10月26日、富士通は国内のグループ全体で総務や人事、経理など間接部門の約5000人を、営業やSEなどの職種に異動させる人事を発表した。海外事業の不振などを受けた事業構造転換の一環だが、5000人のうち、どれだけが異動先の職種に適応できるのだろうか。

富士通と競合する大手ITベンダのSEは語る。

「国内の大手ITベンダは、SE職として新卒で採用した社員を基本的にはゼロから教育し、ある程度現場で使えるようになるまでには、少なくても3~5年くらいはかかります。ただ、この目安はあくまで学習意欲に湧く“20代のド新人”という前提なので、果たして間接部門の経験しかない30代後半~50代の人間にも当てはまるのかといえば、難しいところでしょう。ただ、富士通やウチのような大手ITベンダのSEというのは、自分でプログラミングをしたりするのではなく、下請けの開発会社を使いつつ顧客と折衝していくマネジメントの仕事がメインなので、新人に戻ったつもりで死ぬ気で努力すれば、なんとかなるかもしれませんが」

 こうした声を踏まえると、退職に追い込まれる社員が一定数出ると考えられるが、富士通も割増退職金を支給する希望退職に対応する方針だというから、それを見込んでいるのだろう。

 人事ジャーナリストの溝上憲文氏は、次のように語る。

「リストラ費用は特別損失に計上するので、異動に伴う退職者数を見積もっているはずです。いきなり希望退職の募集を打ち出さず、人事異動を発表したのは、もともと富士通が社員に対して優しい会社だからでしょう。発表する前には労働組合と協議して合意を得ていると思います」

 また、弁護士法人ALG&Associates執行役員・弁護士の山岸純氏は「総務部や経理部の社員をまったく畑違いの営業や技術職に配転するのは、なんとも突然過ぎる話で、こういうトンデモ配置転換は昔から問題となっています」と指摘したうえで、違法性と不当性の根拠として次の最高裁判決(昭和61年7月14日)をあげる。

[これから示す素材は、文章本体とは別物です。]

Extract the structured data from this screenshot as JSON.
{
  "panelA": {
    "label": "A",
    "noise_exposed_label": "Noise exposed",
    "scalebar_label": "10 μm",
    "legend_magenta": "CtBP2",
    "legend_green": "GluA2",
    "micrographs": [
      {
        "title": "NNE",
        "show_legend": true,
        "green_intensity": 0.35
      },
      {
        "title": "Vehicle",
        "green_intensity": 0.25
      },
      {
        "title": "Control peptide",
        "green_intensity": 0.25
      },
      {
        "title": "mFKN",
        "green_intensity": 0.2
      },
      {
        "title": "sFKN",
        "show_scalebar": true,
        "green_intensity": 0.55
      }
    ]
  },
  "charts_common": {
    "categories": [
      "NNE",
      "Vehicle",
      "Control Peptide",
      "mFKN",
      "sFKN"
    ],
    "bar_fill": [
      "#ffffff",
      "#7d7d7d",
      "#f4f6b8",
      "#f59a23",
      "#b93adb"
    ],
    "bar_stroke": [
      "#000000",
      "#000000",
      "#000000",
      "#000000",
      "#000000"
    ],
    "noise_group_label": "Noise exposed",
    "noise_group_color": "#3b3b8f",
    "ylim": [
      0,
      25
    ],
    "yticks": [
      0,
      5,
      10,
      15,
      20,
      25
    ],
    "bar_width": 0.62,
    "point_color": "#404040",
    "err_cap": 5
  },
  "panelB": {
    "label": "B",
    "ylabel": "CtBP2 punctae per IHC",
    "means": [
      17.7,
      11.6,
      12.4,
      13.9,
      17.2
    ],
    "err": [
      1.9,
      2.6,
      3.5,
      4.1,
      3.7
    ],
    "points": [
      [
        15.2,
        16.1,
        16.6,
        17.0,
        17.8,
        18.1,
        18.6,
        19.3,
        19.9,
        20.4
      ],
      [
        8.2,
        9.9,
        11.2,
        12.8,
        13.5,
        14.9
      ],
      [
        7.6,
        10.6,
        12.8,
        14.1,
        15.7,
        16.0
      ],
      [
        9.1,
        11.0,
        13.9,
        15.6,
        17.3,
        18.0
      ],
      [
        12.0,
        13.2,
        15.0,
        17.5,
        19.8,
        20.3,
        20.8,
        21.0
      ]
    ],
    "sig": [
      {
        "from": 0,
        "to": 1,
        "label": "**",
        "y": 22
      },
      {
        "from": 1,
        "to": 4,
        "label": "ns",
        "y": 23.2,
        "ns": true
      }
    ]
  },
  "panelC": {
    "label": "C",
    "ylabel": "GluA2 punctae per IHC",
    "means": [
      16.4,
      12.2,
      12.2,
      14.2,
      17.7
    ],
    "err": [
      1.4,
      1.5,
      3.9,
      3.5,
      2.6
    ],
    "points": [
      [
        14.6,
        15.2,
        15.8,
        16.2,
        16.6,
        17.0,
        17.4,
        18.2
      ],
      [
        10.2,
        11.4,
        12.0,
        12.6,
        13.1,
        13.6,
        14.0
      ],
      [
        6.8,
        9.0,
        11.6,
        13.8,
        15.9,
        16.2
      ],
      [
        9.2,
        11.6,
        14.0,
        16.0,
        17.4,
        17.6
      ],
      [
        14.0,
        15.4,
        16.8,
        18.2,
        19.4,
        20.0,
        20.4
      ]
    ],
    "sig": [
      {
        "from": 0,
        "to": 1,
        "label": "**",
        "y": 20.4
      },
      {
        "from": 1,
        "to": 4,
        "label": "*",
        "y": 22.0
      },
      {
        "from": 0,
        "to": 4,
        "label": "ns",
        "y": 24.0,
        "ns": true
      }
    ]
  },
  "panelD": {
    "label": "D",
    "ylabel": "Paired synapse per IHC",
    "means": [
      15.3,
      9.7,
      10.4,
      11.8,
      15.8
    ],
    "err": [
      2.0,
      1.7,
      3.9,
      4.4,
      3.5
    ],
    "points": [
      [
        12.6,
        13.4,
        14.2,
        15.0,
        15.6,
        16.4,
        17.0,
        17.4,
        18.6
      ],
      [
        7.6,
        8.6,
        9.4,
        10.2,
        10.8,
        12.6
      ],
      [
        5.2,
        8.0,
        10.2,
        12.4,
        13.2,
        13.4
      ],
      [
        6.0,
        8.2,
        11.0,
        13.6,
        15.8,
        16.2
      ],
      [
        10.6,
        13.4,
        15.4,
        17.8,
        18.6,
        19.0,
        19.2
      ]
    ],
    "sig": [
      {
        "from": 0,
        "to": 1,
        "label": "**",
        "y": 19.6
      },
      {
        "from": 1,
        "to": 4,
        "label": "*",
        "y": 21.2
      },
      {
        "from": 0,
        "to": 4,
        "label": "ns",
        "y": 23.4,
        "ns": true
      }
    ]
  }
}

<(1)業務上の必要性が存しない場合(2)業務上の必要性が存する場合であっても不当な動機・目的をもってされたものであるとき(3)労働者に対し通常甘受すべき程度を著しく超える不利益を負わせるものであるとき、など特段の事情の存する場合には無効になるというべきである>

<異動先への異動が余人をもっては容易に替え難いといった高度の必要性に限定することは相当でなく、労働力の適正配置、業務の能率増進、労働者の能力開発、勤務意欲の高揚、業務運営の円滑化など企業の合理的運営に寄与する点が認められる限りは、業務上の必要性の存在を肯定すべきである>

 山岸弁護士は続ける。

「何がなんでも総務部門や経理部門の従業員を営業に配置転換しなければならないような差し迫った必要性までは必要ではなく、なんとなく余っている部署の人員の再配置や従業員の能力開発のため、モチベーションを高めるためなど、その企業の運営にとって“良いこと”であると認められるなら、『業務上の必要性』があるとして、配置転換は違法でもなんでもないということになります。

(今回の富士通の人員配置転換は)恣意的ではなさそうですし、間接部門をアウトソースして効率化・経費削減を図るため、また、富士通がテコ入れするIT分野の成長のためという理由なので、今回の配置転換が違法・無効とされる可能性は低いのではないかと思います。おそらく社員側が『今回の配置転換を撤回せよ』と裁判を起こしても、なかなか認めてはもらえないでしょう」

●背景にRPAの普及

 しかし、違法性はなくとも異動対象になる社員にとっては、雇用の選択すら迫られる深刻な問題である。
公開データによると、富士通の社員平均年齢は43.3歳で、平均年収は790万円。かりに中小・ベンチャーに転職するのなら、年収の大幅ダウンを覚悟しなければならない。また、富士通に残ったとしても、「業務上の必要性」という名目で異動されられる事態は今後も起こり得る。

「富士通において、今回の人事異動は大規模な異動の第一弾にすぎず、今後も何度か実施される可能性があります。富士通に限らず電機、銀行、生保などで、間接部門の人員が大量にだぶついており、削減が行われると考えられます」

 そう見通す溝上氏が根拠に挙げるのは、大手企業で進行するRPA(ロボティック・プロセス・オートメーション)の普及である。RPAとはロボットにより事務処理業務を効率化する技術で、普及すれば間接部門で余剰人員が大量に発生する。

 大企業における人員整理は、これからが本番を迎えるのかもしれない。